WHO statement on health care in Indonesia:

However, government investment in the health system has been limited, leading to insufficient facilities and workforce needed for public services, and encouraging the growth of private health facilities. Problems of maternal and child health, nutrition and communicable diseases persist, while noncommunicable and chronic diseases are emerging as new priorities. There are significant regional disparities in terms of health status and in the quality, availability and capacity of health services. Decentralization has affected the capacity of the central Ministry of Health to maintain integration and alignment across the different levels of the health system.

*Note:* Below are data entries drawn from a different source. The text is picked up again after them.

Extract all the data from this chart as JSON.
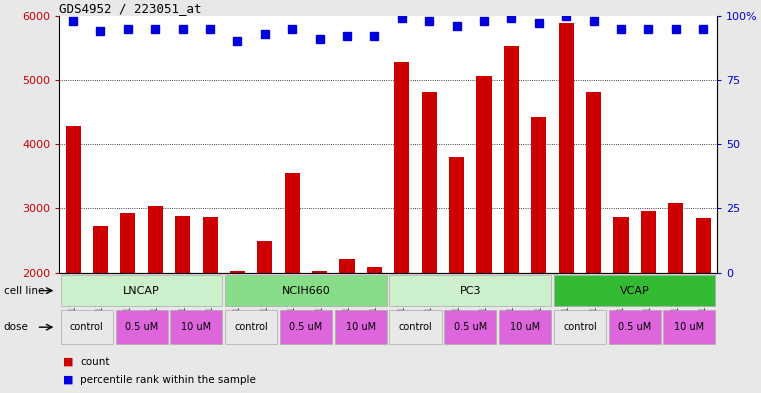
{
  "title": "GDS4952 / 223051_at",
  "samples": [
    "GSM1359772",
    "GSM1359773",
    "GSM1359774",
    "GSM1359775",
    "GSM1359776",
    "GSM1359777",
    "GSM1359760",
    "GSM1359761",
    "GSM1359762",
    "GSM1359763",
    "GSM1359764",
    "GSM1359765",
    "GSM1359778",
    "GSM1359779",
    "GSM1359780",
    "GSM1359781",
    "GSM1359782",
    "GSM1359783",
    "GSM1359766",
    "GSM1359767",
    "GSM1359768",
    "GSM1359769",
    "GSM1359770",
    "GSM1359771"
  ],
  "counts": [
    4280,
    2730,
    2930,
    3040,
    2880,
    2870,
    2020,
    2490,
    3560,
    2030,
    2220,
    2090,
    5280,
    4820,
    3800,
    5060,
    5530,
    4430,
    5880,
    4820,
    2870,
    2960,
    3090,
    2850
  ],
  "percentile_ranks": [
    98,
    94,
    95,
    95,
    95,
    95,
    90,
    93,
    95,
    91,
    92,
    92,
    99,
    98,
    96,
    98,
    99,
    97,
    100,
    98,
    95,
    95,
    95,
    95
  ],
  "cell_lines": [
    {
      "name": "LNCAP",
      "start": 0,
      "end": 6,
      "color": "#ccf0cc"
    },
    {
      "name": "NCIH660",
      "start": 6,
      "end": 12,
      "color": "#88dd88"
    },
    {
      "name": "PC3",
      "start": 12,
      "end": 18,
      "color": "#ccf0cc"
    },
    {
      "name": "VCAP",
      "start": 18,
      "end": 24,
      "color": "#33bb33"
    }
  ],
  "dose_blocks": [
    {
      "label": "control",
      "start": 0,
      "end": 2,
      "color": "#e8e8e8"
    },
    {
      "label": "0.5 uM",
      "start": 2,
      "end": 4,
      "color": "#dd66dd"
    },
    {
      "label": "10 uM",
      "start": 4,
      "end": 6,
      "color": "#dd66dd"
    },
    {
      "label": "control",
      "start": 6,
      "end": 8,
      "color": "#e8e8e8"
    },
    {
      "label": "0.5 uM",
      "start": 8,
      "end": 10,
      "color": "#dd66dd"
    },
    {
      "label": "10 uM",
      "start": 10,
      "end": 12,
      "color": "#dd66dd"
    },
    {
      "label": "control",
      "start": 12,
      "end": 14,
      "color": "#e8e8e8"
    },
    {
      "label": "0.5 uM",
      "start": 14,
      "end": 16,
      "color": "#dd66dd"
    },
    {
      "label": "10 uM",
      "start": 16,
      "end": 18,
      "color": "#dd66dd"
    },
    {
      "label": "control",
      "start": 18,
      "end": 20,
      "color": "#e8e8e8"
    },
    {
      "label": "0.5 uM",
      "start": 20,
      "end": 22,
      "color": "#dd66dd"
    },
    {
      "label": "10 uM",
      "start": 22,
      "end": 24,
      "color": "#dd66dd"
    }
  ],
  "ylim_left": [
    2000,
    6000
  ],
  "ylim_right": [
    0,
    100
  ],
  "yticks_left": [
    2000,
    3000,
    4000,
    5000,
    6000
  ],
  "yticks_right": [
    0,
    25,
    50,
    75,
    100
  ],
  "ytick_labels_right": [
    "0",
    "25",
    "50",
    "75",
    "100%"
  ],
  "bar_color": "#cc0000",
  "percentile_color": "#0000dd",
  "fig_bg_color": "#e8e8e8",
  "chart_bg_color": "#ffffff",
  "count_label": "count",
  "percentile_label": "percentile rank within the sample"
}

Health care vicious circle


1. No

During our studies of the Indonesian health care system we developed the above-mentioned vicious circle of health care in Indonesia.

It’s a very simple economic principle combined with human characteristics. We are convinced that trying to solve one part of this circle will never lead to the full solution of the health care problem. Without investing in an integral solution it will be impossible to make a functional healthcare system and generate sufficient cash to care also for the financial and social unfortunate Indonesians who are in need of a real operating healthcare system.

2. No Hospitals

There are hospitals in Indonesia but as we mentioned before poorly staffed and equipped, resulting in incomplete healthcare. For physicians it is not attractive to work in a hospital where they cannot give better treatments to patients because of the lack of funds.

It is not appealing to use a knife for surgery when you have learned all the minimal invasive endoscopic techniques. This leads to the outflow of doctors and doesn’t create an atmosphere for investments. The declining funds and reserves of the hospitals will create major health care problems in the next decennium. Already very poor international indices will probably get worse.

The neonatal death rate at birth is among the highest in the world and totally not acceptable for a modern country that Indonesia is aiming to become sooner or later.

The educational system for physicians is similar to other places in the world. First the student has to attend medical school to become a basic physician. After that it has to specialize to become either a family doctor or a specialist. In Indonesia many students have to work for 5 years in the kampong after their studies to pay for their government paid education. After that period they have to start their further training. They will learn their specialization in Indonesia in poorly equipped hospitals and often have to go to other countries to become a more experienced and modern specialist. Most of the time, they are not paid during the specialization period and even have to pay the specialist that trains them. At the end of their training they have to appear for a board called the “Collegiums” to do a final exam. After that they can call themselves a specialist in Indonesia and after that they will be allowed to treat Indonesian patients.

Many students that go abroad don’t return to Indonesia. When they return they have to do the exam at the collegiums to be able to practice medicine in Indonesia. Some people doubt the objectivity of this exam at the collegiums. It is certainly only a knowledge and not skill based evaluation of the candidate.

3. No Patients

As mentioned earlier, many Indonesian patients know of the poor quality of the hospitals and specialists that work there. So many people that can afford health care will seek it abroad. This leads to a negative cash flow.

4. No Money

The lack of funds leads to a climate where hospitals and other health care facilities barely have enough funds to survive and are not able to invest in modern equipment and education for their staff. This leads to a not to interesting environment for physicians to work in.